Um dos temas mais falados quando pensamos em alimentação e covid-19 tem sido a questão dos alimentos que (hipoteticamente) melhoram a nossa imunidade. Seria fácil se existissem alimentos milagrosos que, quando consumidos, reparassem imediatamente os danos do nosso corpo, da mesma forma que uma avaria de um carro se resolve com uma troca de peças. Mas… os alimentos e as dietas mágicas não existem! O truque é o mesmo de sempre: comer bastantes verduras, legumes e frutas frescas; sem esquecer, é claro, as outras regras básicas de uma alimentação saudável diária que fazem a magia acontecer (https://covid19.helpo.pt/2020/04/10/como-ter-uma-alimentacao-saudavel-em-tempos-de-covid-19/).
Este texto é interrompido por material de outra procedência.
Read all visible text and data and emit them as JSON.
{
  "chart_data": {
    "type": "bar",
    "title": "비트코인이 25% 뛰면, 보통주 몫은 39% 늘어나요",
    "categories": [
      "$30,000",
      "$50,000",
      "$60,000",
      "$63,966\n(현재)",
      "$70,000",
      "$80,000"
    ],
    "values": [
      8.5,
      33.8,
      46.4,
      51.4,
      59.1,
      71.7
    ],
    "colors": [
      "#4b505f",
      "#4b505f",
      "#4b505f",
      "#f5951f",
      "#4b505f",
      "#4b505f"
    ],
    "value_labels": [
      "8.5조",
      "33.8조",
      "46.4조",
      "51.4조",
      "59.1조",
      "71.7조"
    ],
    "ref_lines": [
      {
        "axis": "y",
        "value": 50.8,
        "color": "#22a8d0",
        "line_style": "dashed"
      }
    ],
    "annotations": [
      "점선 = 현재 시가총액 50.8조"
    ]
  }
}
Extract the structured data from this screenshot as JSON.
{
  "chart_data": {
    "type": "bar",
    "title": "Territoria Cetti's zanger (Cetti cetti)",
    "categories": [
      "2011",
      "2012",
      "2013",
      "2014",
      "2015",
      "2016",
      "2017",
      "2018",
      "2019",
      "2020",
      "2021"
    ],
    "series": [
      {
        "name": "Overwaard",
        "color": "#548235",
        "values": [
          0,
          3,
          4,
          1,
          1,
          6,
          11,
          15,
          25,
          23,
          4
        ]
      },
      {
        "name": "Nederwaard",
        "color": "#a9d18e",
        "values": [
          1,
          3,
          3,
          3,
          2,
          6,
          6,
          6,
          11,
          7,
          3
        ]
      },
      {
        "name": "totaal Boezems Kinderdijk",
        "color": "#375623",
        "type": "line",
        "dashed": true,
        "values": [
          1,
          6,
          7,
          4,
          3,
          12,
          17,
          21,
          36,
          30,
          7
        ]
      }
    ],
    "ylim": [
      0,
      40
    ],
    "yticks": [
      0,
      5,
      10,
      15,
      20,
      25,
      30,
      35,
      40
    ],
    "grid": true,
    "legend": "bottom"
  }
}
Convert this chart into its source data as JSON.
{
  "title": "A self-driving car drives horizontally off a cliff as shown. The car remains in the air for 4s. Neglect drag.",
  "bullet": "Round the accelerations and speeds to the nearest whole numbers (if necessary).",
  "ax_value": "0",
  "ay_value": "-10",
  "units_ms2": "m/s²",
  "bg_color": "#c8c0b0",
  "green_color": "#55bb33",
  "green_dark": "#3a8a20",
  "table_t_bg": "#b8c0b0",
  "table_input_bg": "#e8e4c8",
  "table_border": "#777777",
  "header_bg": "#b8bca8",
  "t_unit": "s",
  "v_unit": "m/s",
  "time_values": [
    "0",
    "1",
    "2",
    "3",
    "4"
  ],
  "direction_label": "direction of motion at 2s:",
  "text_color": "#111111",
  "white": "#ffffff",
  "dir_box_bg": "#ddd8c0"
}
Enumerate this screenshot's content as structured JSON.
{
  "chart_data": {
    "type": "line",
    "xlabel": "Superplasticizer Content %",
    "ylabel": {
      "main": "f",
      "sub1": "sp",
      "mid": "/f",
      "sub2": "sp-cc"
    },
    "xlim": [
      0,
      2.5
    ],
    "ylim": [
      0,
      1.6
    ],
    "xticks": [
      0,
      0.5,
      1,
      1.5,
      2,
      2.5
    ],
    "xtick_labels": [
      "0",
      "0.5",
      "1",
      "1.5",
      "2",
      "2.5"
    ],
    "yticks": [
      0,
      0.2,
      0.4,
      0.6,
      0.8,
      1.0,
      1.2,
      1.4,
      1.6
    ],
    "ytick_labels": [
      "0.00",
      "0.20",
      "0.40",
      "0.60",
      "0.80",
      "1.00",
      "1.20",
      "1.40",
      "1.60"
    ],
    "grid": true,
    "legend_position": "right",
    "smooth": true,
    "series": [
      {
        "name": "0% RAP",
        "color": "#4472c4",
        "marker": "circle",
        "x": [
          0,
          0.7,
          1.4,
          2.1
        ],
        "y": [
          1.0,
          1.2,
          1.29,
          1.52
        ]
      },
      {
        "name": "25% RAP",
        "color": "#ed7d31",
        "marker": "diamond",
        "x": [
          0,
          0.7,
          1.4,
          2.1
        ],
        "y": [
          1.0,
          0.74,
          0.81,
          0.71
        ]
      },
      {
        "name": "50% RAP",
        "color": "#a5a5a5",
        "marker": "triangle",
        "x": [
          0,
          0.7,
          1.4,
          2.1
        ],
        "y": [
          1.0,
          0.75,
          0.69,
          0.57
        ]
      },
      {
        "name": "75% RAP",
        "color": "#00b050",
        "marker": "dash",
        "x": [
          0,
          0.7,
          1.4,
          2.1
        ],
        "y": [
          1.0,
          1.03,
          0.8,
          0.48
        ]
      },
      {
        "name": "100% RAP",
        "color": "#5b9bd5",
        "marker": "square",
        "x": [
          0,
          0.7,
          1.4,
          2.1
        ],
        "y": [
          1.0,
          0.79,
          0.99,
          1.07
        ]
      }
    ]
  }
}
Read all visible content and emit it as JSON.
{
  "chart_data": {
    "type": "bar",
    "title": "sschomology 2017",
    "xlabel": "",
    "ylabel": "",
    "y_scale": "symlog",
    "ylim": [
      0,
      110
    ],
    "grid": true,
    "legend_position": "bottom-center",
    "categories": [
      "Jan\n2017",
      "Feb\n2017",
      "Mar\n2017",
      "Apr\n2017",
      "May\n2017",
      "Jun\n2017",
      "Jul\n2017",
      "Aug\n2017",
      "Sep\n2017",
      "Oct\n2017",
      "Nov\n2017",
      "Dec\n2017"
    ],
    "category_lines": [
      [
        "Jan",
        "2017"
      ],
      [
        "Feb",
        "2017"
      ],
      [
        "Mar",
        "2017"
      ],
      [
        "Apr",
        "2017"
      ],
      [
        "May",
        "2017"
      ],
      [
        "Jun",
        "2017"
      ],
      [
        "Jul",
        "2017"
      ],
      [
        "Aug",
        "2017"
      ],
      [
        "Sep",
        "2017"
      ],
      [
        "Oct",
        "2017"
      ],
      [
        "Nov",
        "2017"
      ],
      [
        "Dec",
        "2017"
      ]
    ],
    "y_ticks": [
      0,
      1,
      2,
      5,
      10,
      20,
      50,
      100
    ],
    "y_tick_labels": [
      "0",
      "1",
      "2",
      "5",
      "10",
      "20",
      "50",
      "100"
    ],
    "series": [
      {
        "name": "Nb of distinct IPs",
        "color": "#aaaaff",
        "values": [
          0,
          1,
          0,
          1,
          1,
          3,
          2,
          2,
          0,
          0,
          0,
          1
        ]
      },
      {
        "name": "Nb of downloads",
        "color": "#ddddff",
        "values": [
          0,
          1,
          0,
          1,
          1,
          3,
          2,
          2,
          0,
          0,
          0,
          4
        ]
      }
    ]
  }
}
Como comer verduras, legumes e frutas diariamente, e conseguir que as crianças também o façam, sem que isso seja um bicho de sete cabeças? Simplificando e agindo de forma espontânea, leve e com a alegria sentada à mesa. Eis algumas ajudas:

  • Colorir. Traga o arco-íris para o prato. Quanto mais colorida for a nossa alimentação mais rica e cheia de nutrientes ela é. Os hortícolas e as frutas são coloridos devido aos seus pigmentos naturais, que conferem propriedades antioxidantes e anti-inflamatórias, associadas à prevenção de doenças. A regra é variar entre os verdes, os vermelhos, os laranjas, os brancos e os roxos. Quando foi a última vez que comeu beringela, ou beterraba, ou amoras, ou batata doce roxa? 
  • Envolver. No momento de preparar a refeição, chame as crianças. Comece por eleger o “hortícola protagonista” do almoço ou do jantar que vão preparar, reúna os restantes ingredientes em cima da mesa, e deixe que as crianças explorem a cor, o aroma e a textura. Pode demorar mais tempo, mas não se esqueça que isso aumenta a probabilidade de aceitarem o alimento saudável que prepararam.
  • Surpreender. Seja criativo na forma como diversifica a oferta de alimentos e no seu método de confeção e apresentação. Experimente um sumo de laranja e cenoura à refeição, um batido de amoras, um bolo de maça com folhas de rúcula, uma sopa “vermelha” de beterraba. Ter sempre verduras e legumes no almoço e jantar e incluir frutas nos lanches e na sobremesa, ajuda a alcançar as 5 porções diárias recomendadas. 
  • Exemplificar. É sabido que os pais e os cuidadores podem influenciar os hábitos alimentares dos seus filhos, de forma positiva ou negativa. Se pede ao seu filho para comer sopa, seja o primeiro a colocar o prato de sopa à sua frente e dê o exemplo. Reúna a família na hora do lanche; muitas vezes esta refeição fica esquecida e cada um come para seu lado. Lembre-se que ela é tão importante como o almoço e o jantar e merece, igualmente, que todos se sentem à mesa.  
  • Disponibilizar. “O que os olhos não veem o coração não sente”. Uma das estratégias mais simples e eficazes é disponibilizar e ser persistente. Experimente ou ofereça às crianças um vegetal diferente durante 5 dias e nos 5 dias seguintes volte a fazê-lo; este mecanismo de aprendizagem, que concilia a variedade e a repetição, é relativamente fácil de implementar e eficiente. Tanto para miúdos como para graúdos.